After watching a replay of the Gators’ 14-6 win against LSU — a game he described as a “defensive battle” — he doesn’t see any weak links in Florida’s defensive armor.

“A lot of defenses try to take something away, these guys try to take everything away,” Franklin said on vucommodores.com video.

The Commodores (2-3 overall, 1-2 in Southeastern Conference play) are coming off of a confidence-boosting 19-15 win at Missouri. They host the No. 4 Gators (5-0, 4-0) at 6:02 p.m. on Saturday in Nashville, Tenn.

While Franklin’s impressed with Florida in all three facets — offense, defense and special teams — the Gators’ stingy defense poses the most daunting task for his squad to combat.

Franklin explained further what he meant by Florida’s ability to “try to take everything away.”

“They press on the outside to take all of the short, gimme throws away,” Franklin said. “They don’t have a ‘bend-but-don’t-break defense.’ They load up the box to take away every number or angle or leverage that you would have, so it’s challenging.”

The challenge begins up front, where Franklin said Sharrif Floyd stands out the most because he’s “a year older” and has benefitted by moving from defensive end to defensive tackle this season. Gators defensive coordinator Dan Quinn runs a hybrid 4-3, 3-4 scheme that relies heavily on penetration by the defensive line.

“Their front four is extremely good, and they held LSU to under 200 yards total offense,” Franklin said during a press conference this week. “They’ve also held opponents three times without a score in the second half this year.”

Those statistics speak for themselves, but here are a few more:

Florida is third in the SEC in scoring defense, allowing 11.4 points per game, and fourth in the SEC in total defense, allowing 284 yards per game. The Gators also are third in the SEC in turnover margin as the defense has seven interceptions and three fumble recoveries.

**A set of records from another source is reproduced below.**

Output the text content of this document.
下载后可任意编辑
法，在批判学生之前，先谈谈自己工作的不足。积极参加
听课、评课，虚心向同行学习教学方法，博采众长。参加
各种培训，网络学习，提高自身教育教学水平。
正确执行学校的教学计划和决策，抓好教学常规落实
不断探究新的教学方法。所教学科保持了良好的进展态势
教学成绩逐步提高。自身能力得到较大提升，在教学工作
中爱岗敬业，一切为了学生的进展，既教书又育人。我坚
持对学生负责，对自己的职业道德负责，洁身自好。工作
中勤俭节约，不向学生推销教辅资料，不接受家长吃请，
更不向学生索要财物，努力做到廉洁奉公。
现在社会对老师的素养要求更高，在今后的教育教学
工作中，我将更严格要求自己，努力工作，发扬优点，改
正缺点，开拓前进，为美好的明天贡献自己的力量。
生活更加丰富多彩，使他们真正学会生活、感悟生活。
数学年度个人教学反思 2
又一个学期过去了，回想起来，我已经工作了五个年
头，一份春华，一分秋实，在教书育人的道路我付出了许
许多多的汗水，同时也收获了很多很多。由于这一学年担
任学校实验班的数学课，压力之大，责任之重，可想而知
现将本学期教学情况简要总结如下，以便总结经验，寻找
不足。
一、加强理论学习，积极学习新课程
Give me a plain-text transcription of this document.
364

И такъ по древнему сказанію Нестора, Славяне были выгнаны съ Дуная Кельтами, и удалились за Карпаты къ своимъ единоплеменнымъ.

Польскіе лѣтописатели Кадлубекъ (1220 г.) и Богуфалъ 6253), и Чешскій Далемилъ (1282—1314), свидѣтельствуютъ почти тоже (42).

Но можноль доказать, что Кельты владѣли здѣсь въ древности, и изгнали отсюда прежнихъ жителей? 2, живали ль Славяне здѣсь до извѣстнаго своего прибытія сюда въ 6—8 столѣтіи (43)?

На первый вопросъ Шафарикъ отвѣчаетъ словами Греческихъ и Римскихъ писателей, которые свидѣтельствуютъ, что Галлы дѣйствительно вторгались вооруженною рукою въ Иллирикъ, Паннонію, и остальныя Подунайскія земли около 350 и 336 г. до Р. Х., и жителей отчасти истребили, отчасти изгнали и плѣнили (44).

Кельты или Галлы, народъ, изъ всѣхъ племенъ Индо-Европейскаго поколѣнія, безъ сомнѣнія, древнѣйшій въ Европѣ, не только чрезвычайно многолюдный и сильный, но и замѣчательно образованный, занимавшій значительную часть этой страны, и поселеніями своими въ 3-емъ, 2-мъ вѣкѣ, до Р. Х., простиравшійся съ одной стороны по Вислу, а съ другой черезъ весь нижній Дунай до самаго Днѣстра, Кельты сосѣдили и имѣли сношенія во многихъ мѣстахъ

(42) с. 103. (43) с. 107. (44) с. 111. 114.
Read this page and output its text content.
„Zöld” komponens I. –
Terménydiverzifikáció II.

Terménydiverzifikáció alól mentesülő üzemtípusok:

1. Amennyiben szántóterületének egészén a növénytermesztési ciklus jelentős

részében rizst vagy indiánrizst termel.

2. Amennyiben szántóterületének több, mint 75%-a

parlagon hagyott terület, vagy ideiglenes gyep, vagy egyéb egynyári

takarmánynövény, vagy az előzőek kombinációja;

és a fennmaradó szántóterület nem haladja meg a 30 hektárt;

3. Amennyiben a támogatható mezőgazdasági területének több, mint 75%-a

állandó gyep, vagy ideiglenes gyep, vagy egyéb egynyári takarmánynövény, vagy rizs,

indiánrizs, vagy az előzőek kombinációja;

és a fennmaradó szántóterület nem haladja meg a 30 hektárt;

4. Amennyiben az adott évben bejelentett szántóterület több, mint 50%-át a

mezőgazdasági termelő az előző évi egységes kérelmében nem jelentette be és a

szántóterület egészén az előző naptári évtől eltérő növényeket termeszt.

On third downs, Florida is the best in the conference. Opponents are converting just 25.3 percent of their third-down tries. That’s a whopping four percent lower than the next closest defense, which is Alabama at 29.5 percent.

Much of that dominance has come in the second half as the Gators’ have been able to wear down opponents. They’ve rallied from halftime deficits for three of their four conference victories, something the team credits to first-year strength and conditioning coordinator Jeff Dillman.

Florida has allowed just 13 points in the second half this season, which leads the nation. The Gators also are the only Football Bowl Subdivision (FBS) team that hasn’t allowed a single point in the fourth quarter.

It’s a night-and-day improvement from a year ago when the Gators were 0-5 when trailing at halftime. Florida’s players were the ones worn down in the second half.

In fact, Vanderbilt scored all three of its touchdowns after halftime before falling 26-21 at Florida last season.

“The biggest difference in their defense this year is their depth,” Franklin said. “They’ve always recruited well, but they have a two-deep now that they’re very confident with. They’re able to rotate people in there and keep them fresh, which makes them even more challenging.

“There are no gimmes; it’s tough to get any advantage against them.”